The stakes are sobering. According to the results of a long-term U.S. study published in 1995 by psychologists Betty Hart and Todd Risley, by age 4 the average child from a high-income family had heard 32,000,000 more words than a child from a welfare home. Hart and Risley knew that offering children early exposure to an expanded vocabulary was key. Likewise, UBC has developed a comprehensive language and literacy intervention program for roughly 100 schools in the greater Santiago area.
Soundbytes: Judith Palfrey on Un Buen Comienzo
Supported by the interdisciplinary project Recupera Chile, a coalition of academic, nonprofit, private, and public organizations focused on community-based recovery, UBC is being implemented in the coastal towns of Dichato, Perales, and Cobquecura, all devastated by the quake and tsunami. Recupera Chile is based at Harvard’s David Rockefeller Center for Latin American Studies,
“Many people believe that one of the ways to deal with social inequity and to bring this gap together is to invest heavily in early childhood education,” said Palfrey, who has been closely linked to the UBC project since she visited Chile in 2006, when she worked with DRCLAS colleagues, the Chilean Ministries of Education and Health, and HGSE to launch the program. “We are convinced that language and early literacy and the ability to engage [with] a book and engage [with] stories, and the process of thinking about stories … these are tools for life. The thinking tool is language.”

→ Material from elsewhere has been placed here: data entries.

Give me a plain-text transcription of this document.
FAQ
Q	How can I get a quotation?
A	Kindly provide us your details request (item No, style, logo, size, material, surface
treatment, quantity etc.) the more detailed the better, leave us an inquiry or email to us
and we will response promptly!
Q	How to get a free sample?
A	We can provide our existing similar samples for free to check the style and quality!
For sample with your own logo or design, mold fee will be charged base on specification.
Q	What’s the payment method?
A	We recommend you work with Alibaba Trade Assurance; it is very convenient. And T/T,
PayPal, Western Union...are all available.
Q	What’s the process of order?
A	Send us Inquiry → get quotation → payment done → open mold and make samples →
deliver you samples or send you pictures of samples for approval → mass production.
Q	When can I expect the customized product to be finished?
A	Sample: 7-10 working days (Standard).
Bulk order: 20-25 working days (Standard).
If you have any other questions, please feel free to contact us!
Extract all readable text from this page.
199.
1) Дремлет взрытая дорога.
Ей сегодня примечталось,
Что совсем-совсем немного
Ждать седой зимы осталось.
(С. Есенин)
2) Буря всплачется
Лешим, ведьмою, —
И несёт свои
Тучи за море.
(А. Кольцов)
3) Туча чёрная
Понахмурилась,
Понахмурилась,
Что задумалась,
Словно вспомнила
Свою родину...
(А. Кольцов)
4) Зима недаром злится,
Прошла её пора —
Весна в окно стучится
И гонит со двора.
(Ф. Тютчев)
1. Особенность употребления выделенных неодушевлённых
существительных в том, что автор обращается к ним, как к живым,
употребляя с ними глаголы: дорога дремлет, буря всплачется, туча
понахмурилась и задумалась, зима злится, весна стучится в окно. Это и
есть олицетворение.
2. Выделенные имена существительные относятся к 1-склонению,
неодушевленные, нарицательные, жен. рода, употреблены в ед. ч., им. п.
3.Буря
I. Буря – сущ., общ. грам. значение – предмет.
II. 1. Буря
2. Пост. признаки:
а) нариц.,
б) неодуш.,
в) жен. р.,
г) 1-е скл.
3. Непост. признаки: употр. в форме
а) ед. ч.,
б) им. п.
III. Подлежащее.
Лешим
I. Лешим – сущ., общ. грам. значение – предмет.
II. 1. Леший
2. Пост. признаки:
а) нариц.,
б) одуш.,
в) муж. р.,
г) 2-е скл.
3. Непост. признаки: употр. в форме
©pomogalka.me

On this brisk August afternoon in Cobquecura, several area preschool teachers attended a UBC training session focused on vocabulary. In a classroom flooded with winter sunlight, the participants arranged their chairs in a small semicircle and read “El festín de Augustín” (“Augustin’s birthday”), about a young pudú, a Chilean deer, preparing for a special day. They stopped frequently to discuss a particular word, or to explore the importance of offering children both a definition and the context around a challenging word with various meanings. Instructor Carolina Díaz carefully explained the importance of dividing words into categories depending on their levels of difficulty.

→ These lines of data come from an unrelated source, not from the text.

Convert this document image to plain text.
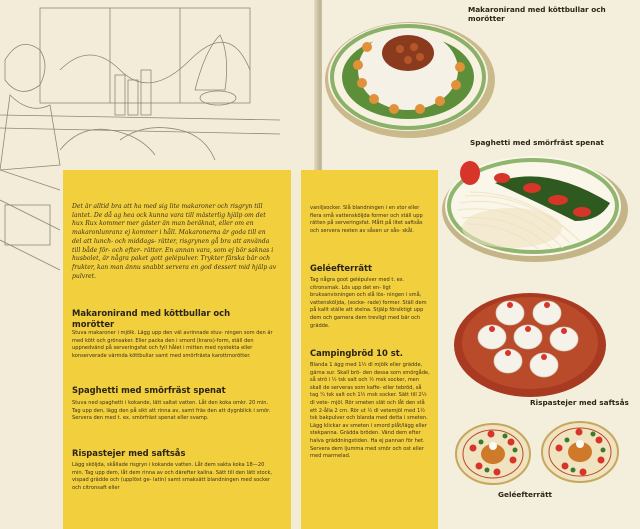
Det är alltid bra att ha med sig lite makaroner och risgryn till lantet. De då ag hea ock kunna vara till mästerlig hjälp om det hux Rux kommer mer gäster än man beräknat, eller om en makaronlunranz ej kommer i håll. Makaronerna är goda till en del att lunch- och middags- rätter, risgrynen gå bra att använda till både för- och efter- rätter. En annan vara, som ej bör saknas i husbolet, är några paket gott gelépulver. Trykter färska bär och frukter, kan man ännu snabbt servera en god dessert mid hjälp av pulvret.
Makaronirand med köttbullar och morötter
Stuva makaroner i mjölk. Lägg upp den väl avrinnade stuv- ningen som den är med kött och grönsaker. Eller packa den i smord (krans)-form, ställ den uppnedvänd på serveringsfat och fyll hålet i mitten med nystekta eller konserverade värmda köttbullar samt med smörfrästa karottmorötter.
Spaghetti med smörfräst spenat
Stuva ned spaghetti i kokande, lätt saltat vatten. Låt den koka omkr. 20 min. Tag upp den, lägg den på sikt att rinna av, samt fräs den att dygnblick i smör. Servera den med t. ex. smörfräst spenat eller svamp.
Rispastejer med saftsås
Lägg sköljda, skållade risgryn i kokande vatten. Låt dem sakta koka 18—20 min. Tag upp dem, låt dem rinna av och därefter kallna. Sätt till den lätt stock, vispad grädde och (upplöst ge- latin) samt smaksätt blandningen med socker och citronsaft eller
vaniljsocker. Slå blandningen i en stor eller flera små vattensköljda former och ställ upp rätten på serveringsfat. Mått på litet saftsås och servera resten av såsen ur sås- skål.
Geléefterrätt
Tag några goot gelépulver med t. ex. citronsmak. Lös upp det en- ligt bruksanvisningen och slå lös- ningen i små, vattensköljda, (socke- rade) former. Ställ dem på kallt ställe att stelna. Stjälp försiktigt upp dem och garnera dem trevligt med bär och grädde.
Campingbröd 10 st.
Blanda 1 ägg med 1½ dl mjölk eller grädde, gärna sur. Skall brö- den dessa som smörgåde, så strö i ½ tsk salt och ½ msk socker, men skall de serveras som kaffe- eller tebröd, så tag ¼ tsk salt och 1½ msk socker. Sätt till 2½ dl vete- mjöl. Rör smeten slät och låt den stå ett 2-ålla 2 cm. Rör ut ½ dl vetemjöl med 1½ tsk bakpulver och blanda med detta i smeten. Lägg klickar av smeten i smord plåt/lägg eller stekpanna. Grädda bröden. Vänd dem efter halva gräddningstiden. Ha ej pannan för het. Servera dem ljumma med smör och ost eller med marmelad.
Makaronirand med köttbullar och morötter
Spaghetti med smörfräst spenat
Rispastejer med saftsås
Geléefterrätt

Lilian Narvaez, a professor in the University of Concepcion’s school of education, was also in class. In the future, Un Buen Comienzo officials hope to turn their training efforts over to students from the ed school.
“As education professionals, we know the impact of early childhood education is supported by the evidence,” said Narvaez. “And as teachers of teachers, we know how important it is to be involved in this kind of initiative. We also share the view that if you help children learn step by step, they will never be limited.”
The following day in Dichato, Palfrey discussed the benefits of the UBC program with another group of teachers and administrators. The initiative, she explained, involves teaching students songs and rhyming skills to help them remember words, encouraging them to write as much as possible, and showing them how letters relate to sounds. The work also calls for making books accessible, and making sure parents understand the importance of having their children read at home.
“This literacy program is focusing on language development as a fundamental for education,” said Palfrey.
Camren Gloria Vasquez, a teacher who has worked in a temporary building since her school was destroyed in 2010, urged UBC officials to expand the program as soon as possible.
“I have students in my school who can’t even read,” said Vasquez, who teaches 7- and 8-year-olds. “It’s important that this program reaches all schools.”